The blog was started by some founders and members of the SEA EAT (South East Asian Earthquake and Tsunami) blog, wiki and database. The latter gained worldwide attention at the time of the earthquake and tsunami on Dec 26, 2004.

Now called The World Wide Help Group, it has since remobilised to aid in other relief efforts.

Today, it has spawned a number of other online ventures – The South East Asian Earthquake and Tsunami blog, the Tsunami Help Wiki, Tsunami Enquiries and Helplines or Emergency Services, Tsunami News Updates, Tsunami Help Offered, Tsunami Help Needed, and more.

It also has ventures focussing on Asia Quake, Mumbai Help, Cloudburst Mumbai (which caused widespread flooding in India’s commercial capital), Katrina Help wiki, Katrina Help blog, Rita Help blog, Quake Help blog, Quake Help wiki and SMS Quake.

Each is a well-crafted initiative that adds value.

Currently, the homepage of Worldwidehelp.blogspot.com has news from the cyclone in Myanmar, earthquakes in Nevada, a less-lethal quake in western Indonesia, wildfires in California, and more.

“The group is international. There are some Indians, but we are not really worried about nationalities here. Yes, the three people who started it (in 2004) were in India,” said Griffin, who describes himself as a freelance communications consultant, writer, blogger, online relief worker.

Others who thought of an online response to the tsunami, which drew a lot of attention and success, then included researcher and influential blogger Dina Mehta and journalist-writer Rohit Gupta, also Mumbai-based.

“As the magnitude of the situation seeped in, I shuttled between TV, computer and cellphone, seeking news, information, ways to help, anything. News there was, aplenty. But nothing about how one could help,” said Griffin.

“I had been exchanging SMSes with Rohit Gupta, founder of an online collaboration project I was part of. It struck us that the best thing we could do would be to collate information, put it all together in one place and tell people about it,” he added

The trick was to collaborate.

Coverage in major portals, The New York Times and The Guardian helped make their work in the tsunami case far more effective.

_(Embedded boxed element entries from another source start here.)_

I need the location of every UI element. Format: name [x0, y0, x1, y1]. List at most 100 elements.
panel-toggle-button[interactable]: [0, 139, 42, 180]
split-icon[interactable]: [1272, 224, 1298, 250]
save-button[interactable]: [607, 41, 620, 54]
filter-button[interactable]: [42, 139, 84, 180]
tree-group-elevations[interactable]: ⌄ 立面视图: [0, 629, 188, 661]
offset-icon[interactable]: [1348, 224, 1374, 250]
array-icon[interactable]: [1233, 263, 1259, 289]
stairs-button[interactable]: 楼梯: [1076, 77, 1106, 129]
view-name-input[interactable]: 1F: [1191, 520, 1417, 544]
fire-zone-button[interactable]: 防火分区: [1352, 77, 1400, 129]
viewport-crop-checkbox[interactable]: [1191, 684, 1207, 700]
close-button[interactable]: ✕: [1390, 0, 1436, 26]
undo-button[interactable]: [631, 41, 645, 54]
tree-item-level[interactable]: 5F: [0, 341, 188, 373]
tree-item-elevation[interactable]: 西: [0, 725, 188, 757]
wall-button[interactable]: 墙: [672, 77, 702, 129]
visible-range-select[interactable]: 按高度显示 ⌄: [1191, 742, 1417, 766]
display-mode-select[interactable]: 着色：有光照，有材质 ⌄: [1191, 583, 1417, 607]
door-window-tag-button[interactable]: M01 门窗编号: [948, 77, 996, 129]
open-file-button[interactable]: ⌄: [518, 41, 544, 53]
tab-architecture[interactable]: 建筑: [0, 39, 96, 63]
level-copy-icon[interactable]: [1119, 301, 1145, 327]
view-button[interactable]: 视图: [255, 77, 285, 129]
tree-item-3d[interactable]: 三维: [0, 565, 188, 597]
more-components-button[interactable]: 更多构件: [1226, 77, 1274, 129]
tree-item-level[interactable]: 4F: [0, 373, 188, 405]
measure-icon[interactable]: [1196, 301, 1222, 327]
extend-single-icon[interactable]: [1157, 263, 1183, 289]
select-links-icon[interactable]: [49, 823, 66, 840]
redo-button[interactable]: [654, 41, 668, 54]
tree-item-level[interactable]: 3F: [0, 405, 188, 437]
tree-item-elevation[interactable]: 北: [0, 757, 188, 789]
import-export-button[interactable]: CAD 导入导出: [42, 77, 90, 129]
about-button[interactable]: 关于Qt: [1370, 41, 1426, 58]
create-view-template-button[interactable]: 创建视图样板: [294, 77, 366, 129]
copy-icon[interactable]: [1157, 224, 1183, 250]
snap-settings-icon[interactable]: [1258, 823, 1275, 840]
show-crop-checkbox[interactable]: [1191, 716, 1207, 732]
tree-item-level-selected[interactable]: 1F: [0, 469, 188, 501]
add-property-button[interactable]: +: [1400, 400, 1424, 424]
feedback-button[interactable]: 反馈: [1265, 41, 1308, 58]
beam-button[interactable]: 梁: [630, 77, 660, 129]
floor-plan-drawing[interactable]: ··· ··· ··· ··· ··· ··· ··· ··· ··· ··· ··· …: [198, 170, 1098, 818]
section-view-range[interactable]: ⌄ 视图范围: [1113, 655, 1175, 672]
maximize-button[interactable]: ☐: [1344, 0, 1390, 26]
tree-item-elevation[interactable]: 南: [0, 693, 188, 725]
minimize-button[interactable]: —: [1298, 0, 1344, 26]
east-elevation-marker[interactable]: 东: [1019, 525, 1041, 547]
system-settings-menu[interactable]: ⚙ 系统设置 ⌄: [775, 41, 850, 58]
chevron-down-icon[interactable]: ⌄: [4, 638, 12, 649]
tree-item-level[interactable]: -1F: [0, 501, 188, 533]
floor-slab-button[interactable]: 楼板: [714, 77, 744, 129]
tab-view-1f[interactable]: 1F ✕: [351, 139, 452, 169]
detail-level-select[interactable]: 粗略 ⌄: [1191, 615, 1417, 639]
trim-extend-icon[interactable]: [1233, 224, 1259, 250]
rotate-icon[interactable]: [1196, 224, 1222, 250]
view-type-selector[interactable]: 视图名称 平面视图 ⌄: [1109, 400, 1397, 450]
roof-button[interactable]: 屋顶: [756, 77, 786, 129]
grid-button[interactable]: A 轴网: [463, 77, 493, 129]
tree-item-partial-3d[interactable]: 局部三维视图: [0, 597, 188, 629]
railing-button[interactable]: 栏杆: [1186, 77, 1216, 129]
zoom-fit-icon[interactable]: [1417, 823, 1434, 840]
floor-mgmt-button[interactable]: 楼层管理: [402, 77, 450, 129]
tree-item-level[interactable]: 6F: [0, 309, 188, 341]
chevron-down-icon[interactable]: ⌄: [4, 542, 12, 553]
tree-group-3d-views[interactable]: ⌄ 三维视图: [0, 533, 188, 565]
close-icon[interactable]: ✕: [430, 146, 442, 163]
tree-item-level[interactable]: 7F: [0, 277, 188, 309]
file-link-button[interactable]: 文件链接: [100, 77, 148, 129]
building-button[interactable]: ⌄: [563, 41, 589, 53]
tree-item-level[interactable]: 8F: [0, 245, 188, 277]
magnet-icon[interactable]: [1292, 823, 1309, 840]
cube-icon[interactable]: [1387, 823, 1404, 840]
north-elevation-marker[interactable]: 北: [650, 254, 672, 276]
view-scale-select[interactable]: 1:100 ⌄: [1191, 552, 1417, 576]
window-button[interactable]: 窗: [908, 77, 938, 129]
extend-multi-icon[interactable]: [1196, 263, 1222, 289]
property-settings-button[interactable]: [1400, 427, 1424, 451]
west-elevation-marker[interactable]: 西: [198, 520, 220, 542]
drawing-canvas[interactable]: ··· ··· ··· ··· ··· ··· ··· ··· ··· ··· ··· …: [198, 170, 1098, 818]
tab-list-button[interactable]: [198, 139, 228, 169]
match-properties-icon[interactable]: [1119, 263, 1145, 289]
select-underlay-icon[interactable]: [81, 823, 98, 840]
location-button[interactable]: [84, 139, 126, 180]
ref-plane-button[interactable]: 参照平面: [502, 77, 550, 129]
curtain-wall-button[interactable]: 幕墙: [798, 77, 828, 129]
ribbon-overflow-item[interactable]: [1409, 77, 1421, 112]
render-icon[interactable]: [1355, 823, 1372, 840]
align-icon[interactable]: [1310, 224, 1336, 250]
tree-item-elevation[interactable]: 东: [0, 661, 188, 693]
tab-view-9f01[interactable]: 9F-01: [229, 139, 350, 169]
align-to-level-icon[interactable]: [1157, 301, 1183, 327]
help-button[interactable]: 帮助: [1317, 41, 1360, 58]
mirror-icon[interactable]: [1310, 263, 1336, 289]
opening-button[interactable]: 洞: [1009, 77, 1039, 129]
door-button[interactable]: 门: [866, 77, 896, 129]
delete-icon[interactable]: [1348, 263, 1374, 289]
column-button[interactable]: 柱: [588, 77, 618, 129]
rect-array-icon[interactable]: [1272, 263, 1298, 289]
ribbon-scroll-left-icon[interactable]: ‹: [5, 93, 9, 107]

“The group self-organised over email, SMS and instant messengers. An email list8 became the main channel for group communication; instant chats and conferences happened via Yahoo! Messenger,” Griffin recalled.

From everyone trying to do everything at the same time, the team evolved sets of duties, he said.

Janitors cleaned up posts, monitors checked information that readers were leaving, linkers ensured that data stayed current, a few worked out a system for answering questions from the press, those with the right contacts networked with NGOs and aid agencies.

“The blog grew. And grew,” he said.

Griffin said the idea is to help people know how they could help in times of major crisis and where their help would be most effective. Information was the fuel, which drove such initiatives.

“Food? Sleep? Dispensable luxuries. Party invitations were declined without a whimper. People apologised profusely for the time it took to commute between work and home PCs,” Griffin recalled the days of relief work post the tsunami.

But the tsunami was not one-off. The initiative, which was thought of in India, has continued to play an online role whenever there was a major global disaster: Mumbai floods in July 2005, Hurricane Katrina in Florida (August 2005), Pakistan’s earthquake (October 2005), floods in Suriname (May 2006), and more.

Besides mere statistics of death, WorldWideHelp reminds one of the human dimensions of disaster.

According to the information on the site, in just three days of the cyclone hitting Myanmar, the price of drinking water in Yangon has increased 500 percent and the price of rice has increased 60 percent. There are no telephones or electricity and airports – with the exception of Yangon international airport – are closed. It is estimated that one million citizens may be without food, water, and shelter.